4. LES PRATIQUES FUNERAIRES

4 LES PRATIQUES FUNERAIRES

Le recrutement des sites chasséens ayant livré des restes humains dans la Vallée du Rhône moyen montre une grande diversité dans les pratiques funéraires : sépultures individuelles, ossements épars, grottes sépulcrales. Dans les deux grands "sites centraux" de Saint-Paul-Trois-Châteaux et de Montélimar, il y a des fosses contenant des restes de l'inhumation simultanée et codifiée de plusieurs sujets. Celle-ci a été suivie de leur réouverture plusieurs mois ou années après et des os ont alors été prélevés ou déposés. Jusqu'en 1985, dans cette région, peu de sépultures chasséennes avaient été fouillées et les observations fiables étaient rares. Avec la fouille des grands sites comme aux Moulins de véritables ensembles sépulcraux ont été mis au jour.

4.1 DE VERITABLES ENSEMBLES SEPULCRAUX

Outre les deux sépultures signalées anciennement sur le site, 6 fosses chasséennes, fouillées en 1984 et 1985, ont livré des restes humains. Trois d'entre elles ne contenaient que quelques fragments dispersés et ne sont donc pas considérées comme des tombes. Des liens structurels et typologiques entre ces sépultures permettent de penser qu'elles sont contemporaines : il s'agirait d'un véritable complexe funéraire.
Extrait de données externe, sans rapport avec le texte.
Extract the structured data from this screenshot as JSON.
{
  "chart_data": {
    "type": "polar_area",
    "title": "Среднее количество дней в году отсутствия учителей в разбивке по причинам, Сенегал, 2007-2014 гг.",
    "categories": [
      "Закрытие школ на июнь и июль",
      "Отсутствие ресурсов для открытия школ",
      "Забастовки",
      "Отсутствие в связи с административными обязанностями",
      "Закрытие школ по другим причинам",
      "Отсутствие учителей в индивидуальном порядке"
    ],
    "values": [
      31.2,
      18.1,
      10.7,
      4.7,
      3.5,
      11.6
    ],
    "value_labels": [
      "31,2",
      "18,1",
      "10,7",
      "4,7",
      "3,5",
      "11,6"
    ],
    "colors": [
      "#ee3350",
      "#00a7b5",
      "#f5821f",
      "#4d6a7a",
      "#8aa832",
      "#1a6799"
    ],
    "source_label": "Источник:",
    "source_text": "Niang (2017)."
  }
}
La fosse 69 est la plus spectaculaire : C'est une fosse-silo dont le fond avait été aménagé et qui était doublée, au moins au niveau de sa base, par une structure en matière périssable. Elle a livré trois squelettes de femmes adultes, en connexion, pour lesquelles l'hypothèse d'inhumations simultanées ou très proches dans le temps avec un arrangement, in situ, de la position des cadavres semble la plus probable. L'une d'elles a manifestement un statut privilégié : elle occupe près de la moitié de la fosse, jambes repliées, une main sur le ventre, l'autre sous la tête. Un vase entier a été déposé à l'arrière de son crâne. Les deux autres femmes, visiblement inhumées ensuite, dans un court laps de temps, sont rejetées contre les parois et se superposent en partie. L'une d'elles tient un fragment crânien de boeuf dans la main droite et supporte sur son crâne un fragment de meule. Tardivement, après la décomposition des corps, semble-t-il, la fosse a été comblée avec des centaines de galets mêlés de fragments de céramique et de faune mais également des restes osseux d'un très jeune enfant (3 à 6 ans).
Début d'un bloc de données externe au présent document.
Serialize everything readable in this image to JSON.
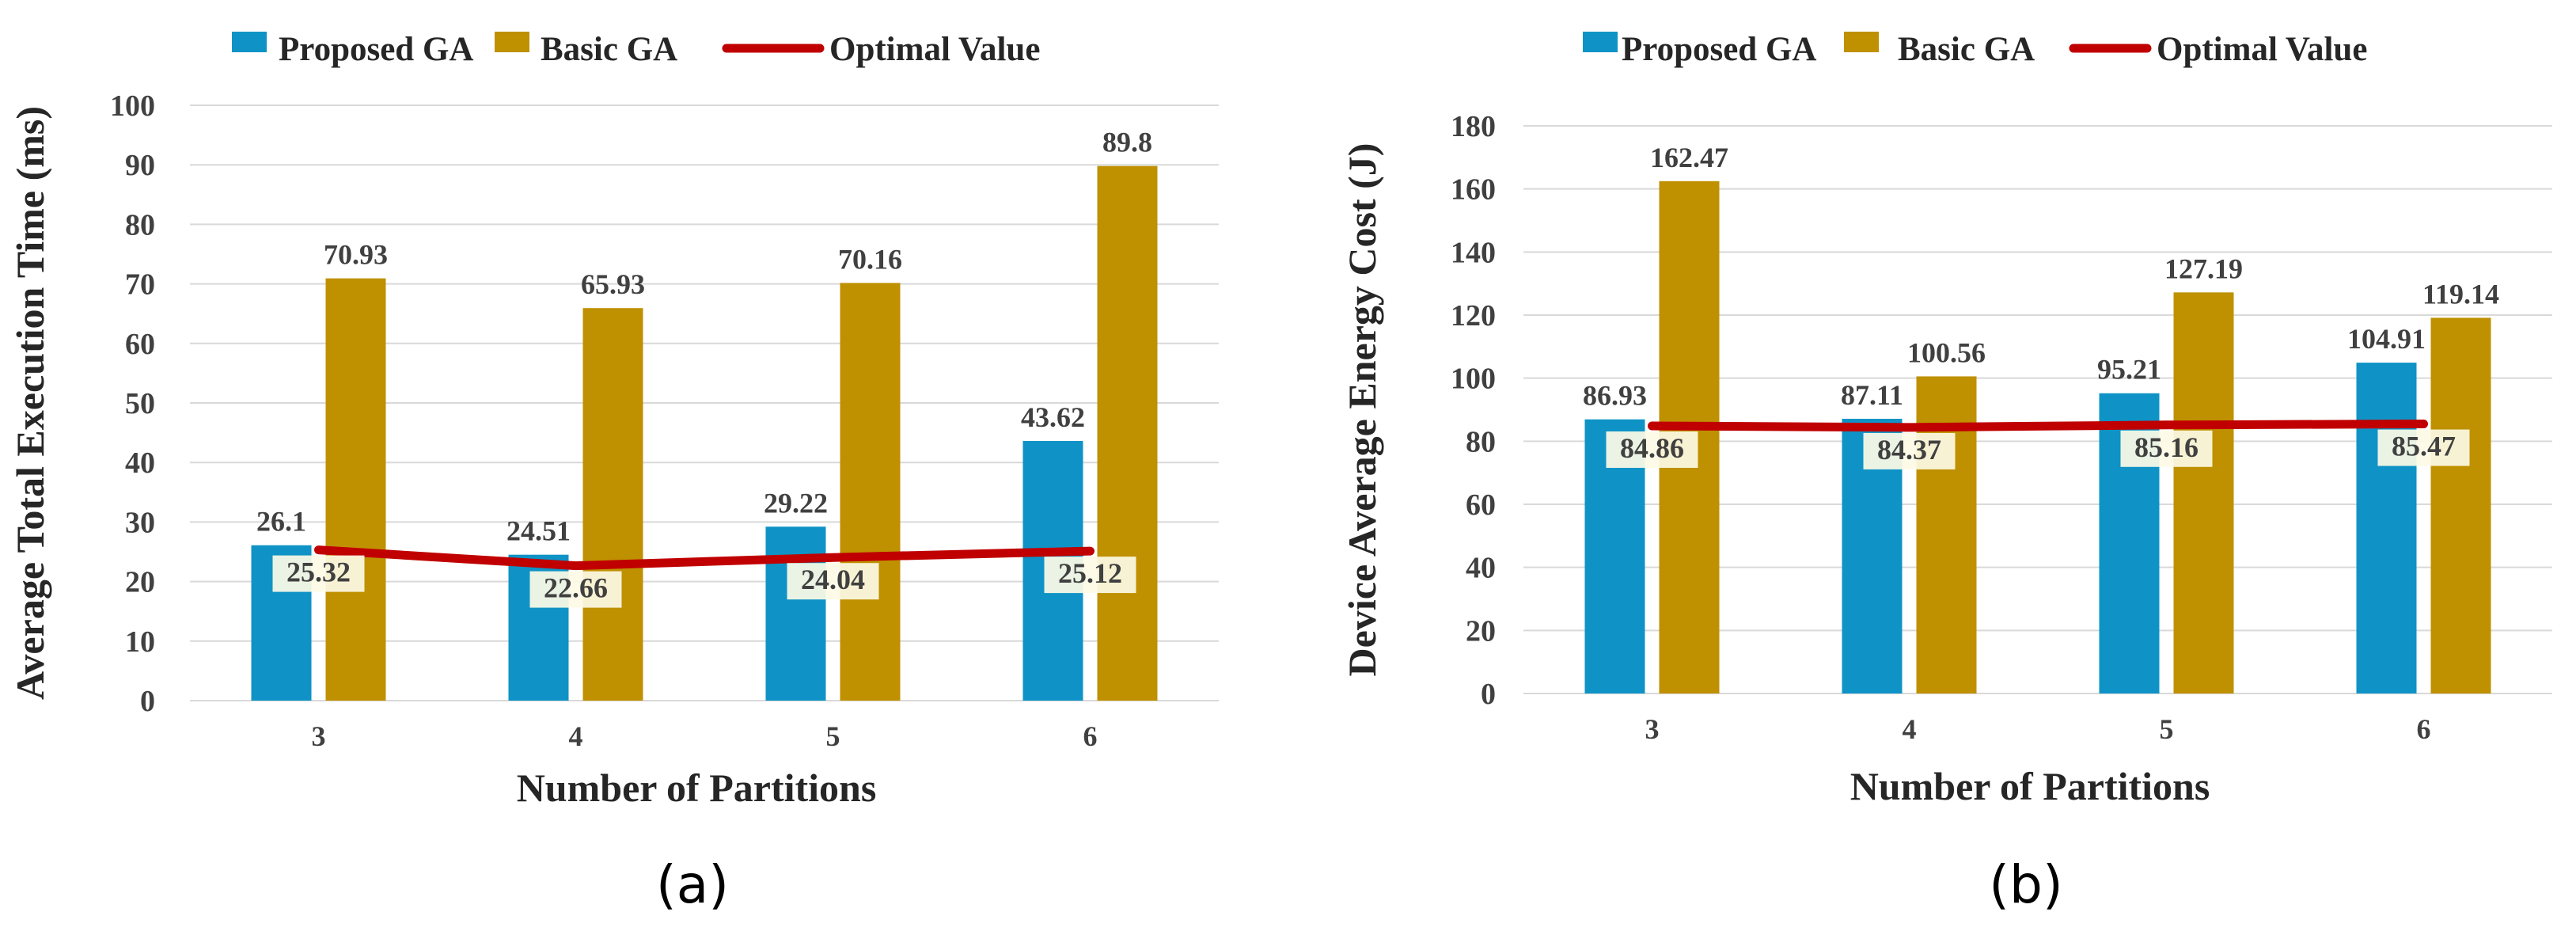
{
  "colors": {
    "proposed": "#0f93c6",
    "basic": "#bf9000",
    "optimal": "#c00000",
    "grid": "#d9d9d9",
    "label_box": "#fdfbe6"
  },
  "legend": {
    "proposed": "Proposed GA",
    "basic": "Basic GA",
    "optimal": "Optimal Value"
  },
  "chart_data": [
    {
      "type": "bar",
      "panel_label": "(a)",
      "xlabel": "Number of Partitions",
      "ylabel": "Average Total Execution Time (ms)",
      "ylim": [
        0,
        100
      ],
      "yticks": [
        "0",
        "10",
        "20",
        "30",
        "40",
        "50",
        "60",
        "70",
        "80",
        "90",
        "100"
      ],
      "categories": [
        "3",
        "4",
        "5",
        "6"
      ],
      "series": [
        {
          "name": "Proposed GA",
          "kind": "bar",
          "values": [
            26.1,
            24.51,
            29.22,
            43.62
          ],
          "labels": [
            "26.1",
            "24.51",
            "29.22",
            "43.62"
          ]
        },
        {
          "name": "Basic GA",
          "kind": "bar",
          "values": [
            70.93,
            65.93,
            70.16,
            89.8
          ],
          "labels": [
            "70.93",
            "65.93",
            "70.16",
            "89.8"
          ]
        },
        {
          "name": "Optimal Value",
          "kind": "line",
          "values": [
            25.32,
            22.66,
            24.04,
            25.12
          ],
          "labels": [
            "25.32",
            "22.66",
            "24.04",
            "25.12"
          ]
        }
      ],
      "grid": true,
      "legend_position": "top"
    },
    {
      "type": "bar",
      "panel_label": "(b)",
      "xlabel": "Number of Partitions",
      "ylabel": "Device Average Energy Cost (J)",
      "ylim": [
        0,
        180
      ],
      "yticks": [
        "0",
        "20",
        "40",
        "60",
        "80",
        "100",
        "120",
        "140",
        "160",
        "180"
      ],
      "categories": [
        "3",
        "4",
        "5",
        "6"
      ],
      "series": [
        {
          "name": "Proposed GA",
          "kind": "bar",
          "values": [
            86.93,
            87.11,
            95.21,
            104.91
          ],
          "labels": [
            "86.93",
            "87.11",
            "95.21",
            "104.91"
          ]
        },
        {
          "name": "Basic GA",
          "kind": "bar",
          "values": [
            162.47,
            100.56,
            127.19,
            119.14
          ],
          "labels": [
            "162.47",
            "100.56",
            "127.19",
            "119.14"
          ]
        },
        {
          "name": "Optimal Value",
          "kind": "line",
          "values": [
            84.86,
            84.37,
            85.16,
            85.47
          ],
          "labels": [
            "84.86",
            "84.37",
            "85.16",
            "85.47"
          ]
        }
      ],
      "grid": true,
      "legend_position": "top"
    }
  ]
}
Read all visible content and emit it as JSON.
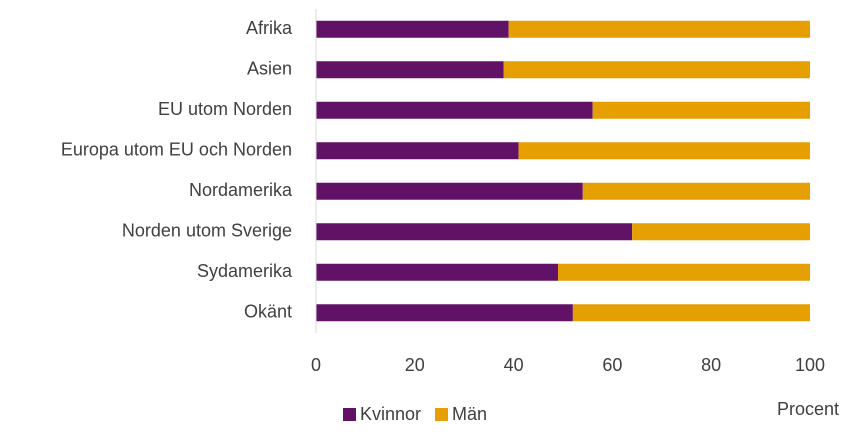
{
  "chart_data": {
    "type": "stacked-barh",
    "categories": [
      "Afrika",
      "Asien",
      "EU utom Norden",
      "Europa utom EU och Norden",
      "Nordamerika",
      "Norden utom Sverige",
      "Sydamerika",
      "Okänt"
    ],
    "series": [
      {
        "name": "Kvinnor",
        "color": "#611266",
        "values": [
          39,
          38,
          56,
          41,
          54,
          64,
          49,
          52
        ]
      },
      {
        "name": "Män",
        "color": "#e69f00",
        "values": [
          61,
          62,
          44,
          59,
          46,
          36,
          51,
          48
        ]
      }
    ],
    "xlim": [
      0,
      100
    ],
    "xticks": [
      0,
      20,
      40,
      60,
      80,
      100
    ],
    "x_label": "Procent",
    "legend": "bottom"
  }
}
Fosse 16 : également fosse-silo reconvertie en sépulture multiple, est moins intéressante mais a malheureusement été endommagée par la tranchée de pelle mécanique qui décida l'arrêt des travaux en 1984. Trois adultes et un enfant étaient inhumés ensembles. L'un des adultes, le premier inhumé, était recouvert d'une couche de tessons et avait à ses pieds un vase entier. Là aussi le comblement semble tardif.

La fosse 70 : sépulture individuelle en fosse plate, contenait le squelette d'une jeune fille. Ses jambes étaient fléchies et ses mains repliées devant le visage. Le squelette dispersé d'un chien l'accompagnait. La partie non occupée de la fosse avait été comblée par un lit de pierres. A l'inverse des tombes 16 et 69, aucun vase entier n'était associé à la défunte et le comblement de la fosse semble avoir succédé immédiatement à l'inhumation.
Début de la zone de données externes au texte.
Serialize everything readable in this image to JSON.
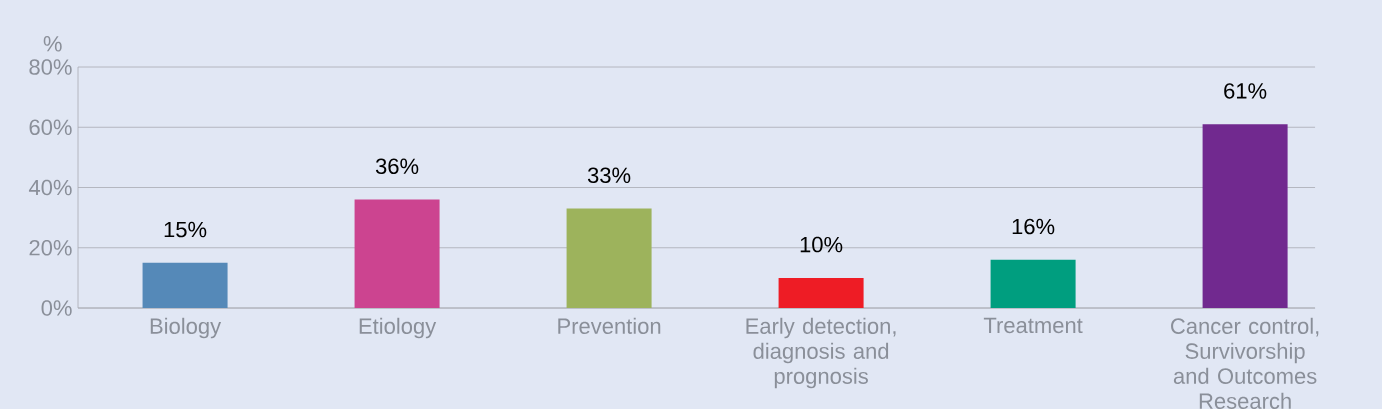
{
  "chart_data": {
    "type": "bar",
    "ylabel": "%",
    "categories": [
      "Biology",
      "Etiology",
      "Prevention",
      "Early detection, diagnosis and prognosis",
      "Treatment",
      "Cancer control, Survivorship and Outcomes Research"
    ],
    "values": [
      15,
      36,
      33,
      10,
      16,
      61
    ],
    "value_labels": [
      "15%",
      "36%",
      "33%",
      "10%",
      "16%",
      "61%"
    ],
    "colors": [
      "#5589b8",
      "#cc4490",
      "#9db35c",
      "#ee1c25",
      "#009e7f",
      "#71298f"
    ],
    "ylim": [
      0,
      80
    ],
    "yticks": [
      {
        "value": 0,
        "label": "0%"
      },
      {
        "value": 20,
        "label": "20%"
      },
      {
        "value": 40,
        "label": "40%"
      },
      {
        "value": 60,
        "label": "60%"
      },
      {
        "value": 80,
        "label": "80%"
      }
    ],
    "grid": "y"
  }
}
Les sépultures 16 et 69 de Saint-Paul-Trois-Châteaux constituent, avec celles découvertes au Gournier à Montélimar, de rares exemples d'inhumations simultanées de plusieurs individus pour la période chasséenne. Elles annoncent la généralisation des sépultures collectives du néolithique final dans le Sud de la France (hypogées et dolmens pouvant contenir jusqu'à des dizaines d'inhumés) même si le principe est différent : il y a dans ces cas réouvertures répétées de la tombe pour placer d'autres corps, et non inhumation simultanée de plusieurs personnes.

A Saint-Paul-Trois-Châteaux les ressemblances entre les deux sépultures multiples sont très importantes. L'orientation et la direction des corps sont telles que, d'une fosse à l'autre, les deux premiers inhumés (l'un avec le vase près de la tête, l'autre des pieds) se font face tandis que les derniers ont leur extrémité céphalique dans des directions opposées. Ces liens d'opposition/complémentarité entre les sépultures sont encore renforcés par le fait qu'un fragment de meule trouvé dans l'un s'adapte sur un fragment de meule trouvé dans l'autre... Il semble donc que la contemporanéité des deux fosses puisse être envisagée. Pour l'instant le recrutement des sujets inhumés, tout comme celui de leur cause de décès sont totalement inconnus.